Turkey’s anti-PKK operation begins in Iraq

Special Turkey’s anti-PKK operation begins in Iraq
Kurdish fighters hold a position in Faysh Khabur, which lies in Iraq’s Kurdish autonomous region near the three-way border between Iraq, Syria and Turkey in this March 29, 2018 photo. (AFP)
Updated 28 May 2019

Turkey’s anti-PKK operation begins in Iraq

Turkey’s anti-PKK operation begins in Iraq
  • Ankara aims to ‘neutralize terrorists and destroy their shelters’

ANKARA: Turkey launched a military operation against the Kurdistan Workers’ Party (PKK) in northern Iraq on Monday.

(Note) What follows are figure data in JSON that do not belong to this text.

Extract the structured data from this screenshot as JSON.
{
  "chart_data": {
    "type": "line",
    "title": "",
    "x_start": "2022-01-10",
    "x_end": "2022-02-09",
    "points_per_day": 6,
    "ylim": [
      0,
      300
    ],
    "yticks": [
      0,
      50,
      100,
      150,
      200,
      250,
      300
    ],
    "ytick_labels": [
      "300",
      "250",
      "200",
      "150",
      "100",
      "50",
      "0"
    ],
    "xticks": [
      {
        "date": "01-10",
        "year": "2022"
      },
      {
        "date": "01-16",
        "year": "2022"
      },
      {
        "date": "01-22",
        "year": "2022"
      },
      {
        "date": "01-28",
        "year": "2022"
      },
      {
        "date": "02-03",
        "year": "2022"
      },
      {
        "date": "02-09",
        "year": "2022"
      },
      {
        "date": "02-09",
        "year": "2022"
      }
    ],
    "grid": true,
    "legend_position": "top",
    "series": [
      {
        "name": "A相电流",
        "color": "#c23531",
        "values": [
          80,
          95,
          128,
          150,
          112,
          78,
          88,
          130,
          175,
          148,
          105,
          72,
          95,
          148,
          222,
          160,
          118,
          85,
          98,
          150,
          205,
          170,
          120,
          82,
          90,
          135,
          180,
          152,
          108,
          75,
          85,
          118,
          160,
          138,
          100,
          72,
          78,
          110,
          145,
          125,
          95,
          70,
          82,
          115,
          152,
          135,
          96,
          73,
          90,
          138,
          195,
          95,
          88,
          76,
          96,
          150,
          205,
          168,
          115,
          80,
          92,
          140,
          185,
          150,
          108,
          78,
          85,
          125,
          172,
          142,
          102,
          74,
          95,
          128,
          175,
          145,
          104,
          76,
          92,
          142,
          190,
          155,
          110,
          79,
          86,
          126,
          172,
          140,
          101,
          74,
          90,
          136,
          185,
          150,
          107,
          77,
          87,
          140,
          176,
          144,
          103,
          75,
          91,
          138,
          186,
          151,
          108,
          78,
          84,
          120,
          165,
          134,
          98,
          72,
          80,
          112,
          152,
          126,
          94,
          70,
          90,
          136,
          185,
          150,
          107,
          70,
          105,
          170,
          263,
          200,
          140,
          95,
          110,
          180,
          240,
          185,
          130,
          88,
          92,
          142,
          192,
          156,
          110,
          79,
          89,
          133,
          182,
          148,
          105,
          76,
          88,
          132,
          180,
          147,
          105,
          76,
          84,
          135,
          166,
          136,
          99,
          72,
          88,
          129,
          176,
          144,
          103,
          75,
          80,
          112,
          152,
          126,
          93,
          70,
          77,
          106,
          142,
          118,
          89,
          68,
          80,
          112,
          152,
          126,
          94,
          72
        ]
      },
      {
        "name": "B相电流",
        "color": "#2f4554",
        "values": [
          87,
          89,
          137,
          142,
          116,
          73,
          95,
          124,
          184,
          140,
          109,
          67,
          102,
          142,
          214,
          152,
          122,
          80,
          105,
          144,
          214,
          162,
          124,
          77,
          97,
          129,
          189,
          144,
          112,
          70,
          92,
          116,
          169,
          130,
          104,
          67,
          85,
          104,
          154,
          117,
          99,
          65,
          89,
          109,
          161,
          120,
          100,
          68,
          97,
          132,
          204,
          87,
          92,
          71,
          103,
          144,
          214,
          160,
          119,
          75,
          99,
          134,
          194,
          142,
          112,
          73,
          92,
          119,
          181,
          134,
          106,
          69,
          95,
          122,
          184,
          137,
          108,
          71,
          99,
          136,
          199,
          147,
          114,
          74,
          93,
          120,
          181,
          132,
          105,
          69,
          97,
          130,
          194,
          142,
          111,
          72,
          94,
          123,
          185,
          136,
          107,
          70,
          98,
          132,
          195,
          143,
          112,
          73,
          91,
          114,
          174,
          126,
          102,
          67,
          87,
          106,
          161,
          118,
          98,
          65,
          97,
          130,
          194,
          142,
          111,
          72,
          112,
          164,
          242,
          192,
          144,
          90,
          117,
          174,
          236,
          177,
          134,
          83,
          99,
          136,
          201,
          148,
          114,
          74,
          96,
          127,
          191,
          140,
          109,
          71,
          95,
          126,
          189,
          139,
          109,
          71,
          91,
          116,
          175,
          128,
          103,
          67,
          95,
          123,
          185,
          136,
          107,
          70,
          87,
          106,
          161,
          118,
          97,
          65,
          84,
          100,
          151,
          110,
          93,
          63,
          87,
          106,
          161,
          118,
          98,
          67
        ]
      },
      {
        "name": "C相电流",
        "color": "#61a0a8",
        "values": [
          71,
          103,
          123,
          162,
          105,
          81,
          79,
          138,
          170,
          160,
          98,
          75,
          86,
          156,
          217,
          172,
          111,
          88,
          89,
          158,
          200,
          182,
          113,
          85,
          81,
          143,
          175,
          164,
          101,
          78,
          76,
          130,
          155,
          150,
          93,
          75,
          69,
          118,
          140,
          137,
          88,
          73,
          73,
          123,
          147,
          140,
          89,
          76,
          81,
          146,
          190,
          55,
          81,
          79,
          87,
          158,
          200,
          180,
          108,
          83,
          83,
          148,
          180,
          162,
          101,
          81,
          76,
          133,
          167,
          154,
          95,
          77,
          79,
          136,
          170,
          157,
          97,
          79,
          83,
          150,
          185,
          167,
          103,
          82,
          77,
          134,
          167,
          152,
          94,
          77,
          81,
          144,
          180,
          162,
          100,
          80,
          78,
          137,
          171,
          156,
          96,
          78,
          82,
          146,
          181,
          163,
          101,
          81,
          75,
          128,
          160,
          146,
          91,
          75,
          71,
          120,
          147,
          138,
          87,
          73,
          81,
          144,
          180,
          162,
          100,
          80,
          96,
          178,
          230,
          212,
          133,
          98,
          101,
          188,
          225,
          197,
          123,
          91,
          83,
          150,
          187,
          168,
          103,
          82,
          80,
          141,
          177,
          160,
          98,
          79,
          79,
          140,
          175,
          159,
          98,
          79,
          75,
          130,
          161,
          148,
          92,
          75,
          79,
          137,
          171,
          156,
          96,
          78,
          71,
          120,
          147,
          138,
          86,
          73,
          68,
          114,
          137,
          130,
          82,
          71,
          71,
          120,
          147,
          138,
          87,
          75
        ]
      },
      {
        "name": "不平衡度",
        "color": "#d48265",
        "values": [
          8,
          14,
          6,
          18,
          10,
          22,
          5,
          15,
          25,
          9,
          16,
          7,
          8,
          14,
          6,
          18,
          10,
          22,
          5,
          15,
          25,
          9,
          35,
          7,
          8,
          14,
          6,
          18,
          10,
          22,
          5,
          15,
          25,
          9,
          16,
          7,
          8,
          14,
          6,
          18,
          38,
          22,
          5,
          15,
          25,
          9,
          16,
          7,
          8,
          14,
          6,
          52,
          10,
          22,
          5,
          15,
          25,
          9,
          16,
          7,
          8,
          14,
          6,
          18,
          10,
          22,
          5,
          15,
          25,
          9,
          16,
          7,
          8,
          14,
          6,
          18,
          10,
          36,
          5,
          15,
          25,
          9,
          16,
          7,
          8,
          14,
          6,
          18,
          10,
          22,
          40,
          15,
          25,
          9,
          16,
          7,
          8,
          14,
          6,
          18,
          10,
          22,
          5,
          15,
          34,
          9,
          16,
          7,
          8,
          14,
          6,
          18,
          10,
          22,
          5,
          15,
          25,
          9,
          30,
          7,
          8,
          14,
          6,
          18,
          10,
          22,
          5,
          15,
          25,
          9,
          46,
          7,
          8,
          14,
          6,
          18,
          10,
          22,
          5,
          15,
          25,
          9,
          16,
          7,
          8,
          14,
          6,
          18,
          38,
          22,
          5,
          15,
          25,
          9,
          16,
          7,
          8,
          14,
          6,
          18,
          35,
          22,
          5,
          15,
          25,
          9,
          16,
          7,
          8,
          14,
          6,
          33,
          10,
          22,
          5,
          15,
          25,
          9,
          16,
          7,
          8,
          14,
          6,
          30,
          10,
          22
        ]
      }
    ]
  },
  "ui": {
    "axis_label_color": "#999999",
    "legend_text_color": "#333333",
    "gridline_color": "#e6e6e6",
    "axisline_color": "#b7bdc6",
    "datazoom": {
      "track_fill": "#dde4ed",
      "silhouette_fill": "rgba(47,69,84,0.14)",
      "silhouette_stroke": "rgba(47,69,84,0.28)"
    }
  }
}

Operation Claw, in the Hakurk region along the Turkish and Iranian borders, was conducted by commandos with air and artillery support.

The aim is to “neutralize terrorists and destroy their shelters,” said Turkey’s Defense Ministry. 

PKK militants mainly enter Turkey through Hakurk, and usually launch offensives during spring and summer.

More than 40,000 people have been killed during the group’s decades-long insurgency against the Turkish state. The PKK is listed as a terrorist group by Turkey, the US and the EU.

Iraqi Prime Minister Adel Abdel Mahdi recently visited Ankara and, at a joint press conference with Turkish President Recep Tayyip Erdogan, promised further security cooperation.

Mete Sohtaoglu, an Istanbul-based Middle East expert, told Arab News: “This cross-border ground and air operation has support from Baghdad.”

Sohtaoglu said “time will tell” what Tehran’s reaction is to the Turkish operation. “Another aim of the operation is to cut links between the PKK and its Syrian affiliates,” he added.

The PKK’s jailed leader Abdullah Ocalan recently urged the Kurdish-led Syrian Democratic Forces (SDF) to “consider Turkish sensitivities in Syria, with constitutional assurances given within the framework of Syria’s territorial integrity.” Ankara says the SDF is affiliated with the PKK.

Bilgay Duman, coordinator of Iraq studies at the Ankara-based think-tank ORSAM, said Operation Claw is significant in that it was launched on the same day that Iraqi President Barham Salih was in Turkey for a working visit.

The Iraqi government “can’t become very active against the PKK as it doesn’t have any administrative efficiency in the northern territories, but it’s aware of all of Ankara’s sensitivities and concerns,” he told Arab News.

Duman said he expects Turkey to target specific infrastructure, logistical bases and key PKK figures with Baghdad’s support.

“The PKK’s presence in urban areas (in Iraq) like Sinjar and Mahmour is a serious problem to tackle as well,” he added.